A NEW PARTY is holding a conference in Dublin today where it will host a discussion on the possible benefits there would be for Ireland if it left the EU.
A meeting will be held this afternoon at the Bonnington Hotel; a ticket sourcing website said that over 50 tickets to the event were on offer.
Among the speakers at the event is Former Irish ambassador Ray Bassett. Ahead of the event, Bassett told TheJournal.ie that although he wasn’t involved in establishing the party, that Ireland “badly needed more debate” about its EU membership.
“The balance of advantages versus disadvantages of Ireland’s EU membership changes as time goes on… but the advantages are diminishing, especially if there is a no-deal Brexit.
Policies in Europe could mean that we’re restricted on the digital companies we have here, on our corporate tax rate, etc.
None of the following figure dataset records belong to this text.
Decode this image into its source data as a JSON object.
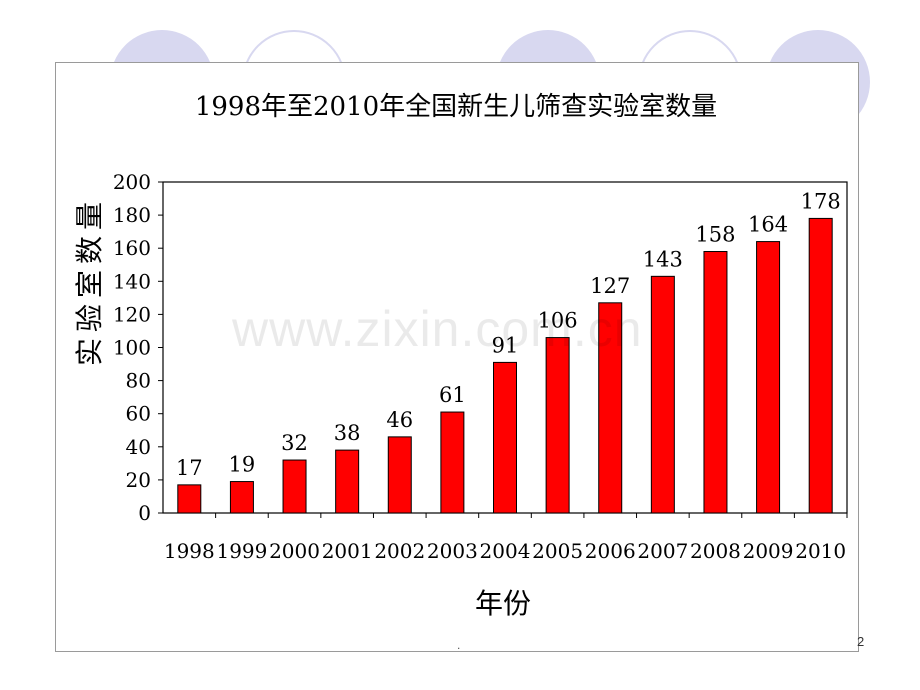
{
  "chart_data": {
    "type": "bar",
    "title": "1998年至2010年全国新生儿筛查实验室数量",
    "xlabel": "年份",
    "ylabel": "实验室数量",
    "categories": [
      "1998",
      "1999",
      "2000",
      "2001",
      "2002",
      "2003",
      "2004",
      "2005",
      "2006",
      "2007",
      "2008",
      "2009",
      "2010"
    ],
    "values": [
      17,
      19,
      32,
      38,
      46,
      61,
      91,
      106,
      127,
      143,
      158,
      164,
      178
    ],
    "ylim": [
      0,
      200
    ],
    "yticks": [
      0,
      20,
      40,
      60,
      80,
      100,
      120,
      140,
      160,
      180,
      200
    ],
    "grid": false,
    "legend": "none",
    "bar_color": "#ff0000",
    "bar_edge_color": "#000000"
  },
  "watermark": "www.zixin.com.cn",
  "footer": {
    "page_number": "2",
    "center_mark": "."
  }
}
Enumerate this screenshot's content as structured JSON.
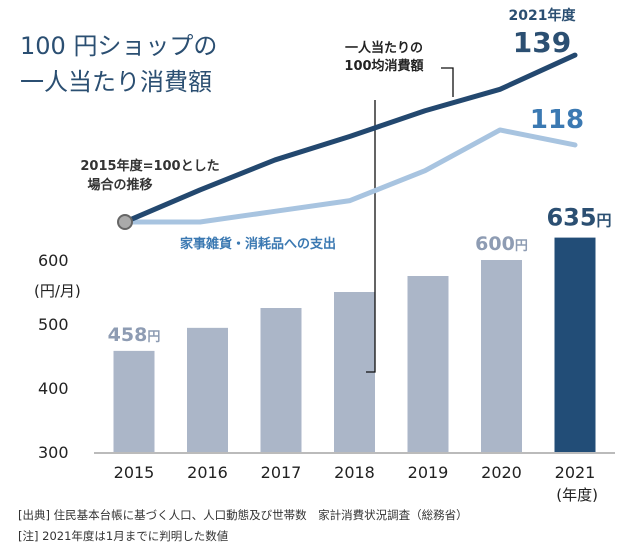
{
  "title_lines": [
    "100 円ショップの",
    "一人当たり消費額"
  ],
  "colors": {
    "dark_line": "#23486f",
    "light_line": "#a8c4e0",
    "bar": "#abb6c8",
    "bar_highlight": "#224d77",
    "text_dark": "#2b4f72",
    "text_light_value": "#3b79b2",
    "text_bar_label": "#8e9cb3"
  },
  "chart_data": [
    {
      "type": "bar",
      "categories": [
        "2015",
        "2016",
        "2017",
        "2018",
        "2019",
        "2020",
        "2021"
      ],
      "values": [
        458,
        494,
        525,
        550,
        575,
        600,
        635
      ],
      "ylim": [
        300,
        600
      ],
      "yticks": [
        "300",
        "400",
        "500",
        "600"
      ],
      "ylabel": "(円/月)",
      "xlabel": "(年度)",
      "highlight_category": "2021",
      "data_labels": [
        {
          "category": "2015",
          "text": "458",
          "unit": "円"
        },
        {
          "category": "2020",
          "text": "600",
          "unit": "円"
        },
        {
          "category": "2021",
          "text": "635",
          "unit": "円"
        }
      ],
      "grid": false
    },
    {
      "type": "line",
      "x": [
        "2015",
        "2016",
        "2017",
        "2018",
        "2019",
        "2020",
        "2021"
      ],
      "annotation": [
        "2015年度=100とした",
        "場合の推移"
      ],
      "series": [
        {
          "name": "一人当たりの100均消費額",
          "name_lines": [
            "一人当たりの",
            "100均消費額"
          ],
          "values": [
            100,
            107.5,
            114.5,
            120,
            126,
            131,
            139
          ],
          "end_label": "139",
          "end_label_caption": "2021年度"
        },
        {
          "name": "家事雑貨・消耗品への支出",
          "values": [
            100,
            100,
            102.5,
            105,
            112,
            121.5,
            118
          ],
          "end_label": "118"
        }
      ]
    }
  ],
  "footnotes": [
    "[出典] 住民基本台帳に基づく人口、人口動態及び世帯数　家計消費状況調査（総務省）",
    "[注] 2021年度は1月までに判明した数値"
  ]
}
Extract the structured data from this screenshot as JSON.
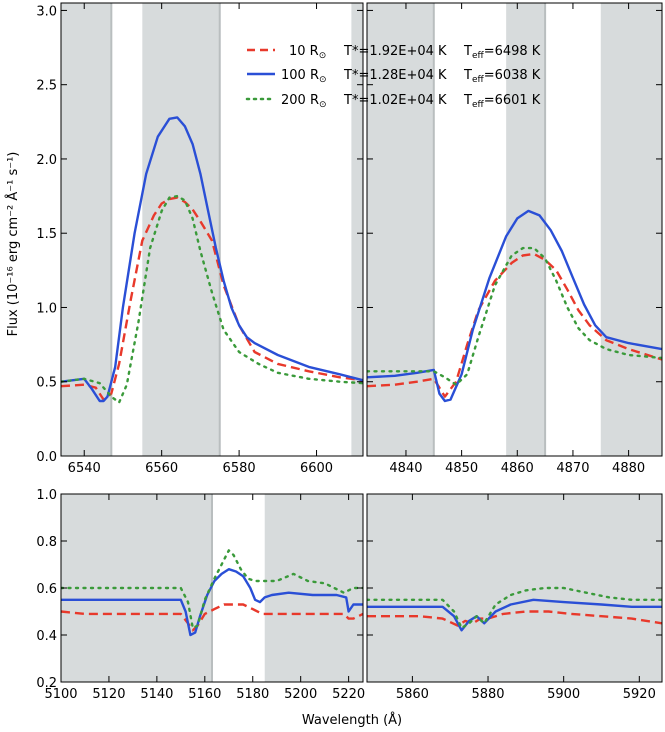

I think the best deal for Ireland would be that we remain in the single market, but leave the customs union.
He said that the Irish border is the main problem for Ireland and would cause huge problems if it were to come to fruition.
“That’s probably what brought me out on this issue,” he says. “There won’t be a border along the Irish Sea, even the Labour Party doesn’t agree with that.
But the UK isn’t the one that has a plan to establish a border on the island of Ireland – it’s the EU.
He said that people aren’t taking the likelihood of a border reappearing on the island of Ireland seriously.
“The Polish Foreign Minister said that it could come down to a crunch between a no-deal Brexit and the Irish border, and I’m not so sure what will win out.
The State papers from 1924 showed that Cosgrave’s government thought a physical customs border would be too much of an inconvenience for the British government to maintain, and it would force them to put a border along the Irish Sea, but that obviously never happened. It’s the same thing again.
Irexit party spokesperson
The party plans to run in the European and national elections on a platform that calls for increased Irish sovereignty through Ireland exiting the EU.
Speaking on Today with Sean O’Rourke this week, the spokesperson of the Irexit Freedom Party, Hermann Kelly, said that Ireland had fought for years against the United Kingdom to become “a self-governing independent state”.
“In 2011, the Irish Budget was approved in the Bundestag instead of the Dáil. The country was run by the Troika, they decided the economic policy of Ireland.”
He said that there had been a valid argument for Ireland to join the EU in the 1970s because it was “like a cash cow”.
“But going forward now, Ireland is a net contributor to the EU, we give them €2.7 billion (gross) per year, the net figure is half a billion.”
He said that Ireland was paying figures like Jean Claude Juncker to write and implement many of our laws, which he said were not helpful.
In a Red C poll, conducted on behalf of the European Movement group, 76% of people said that they “agreed strongly” that Ireland should remain as part of the European Union.
When asked about whether there’s public appetite for Irexit, Bassett says that polls before the Brexit vote indicated that Remain would win by a landslide.
“But in all honesty, it’s probably very much a minority taste,” he adds.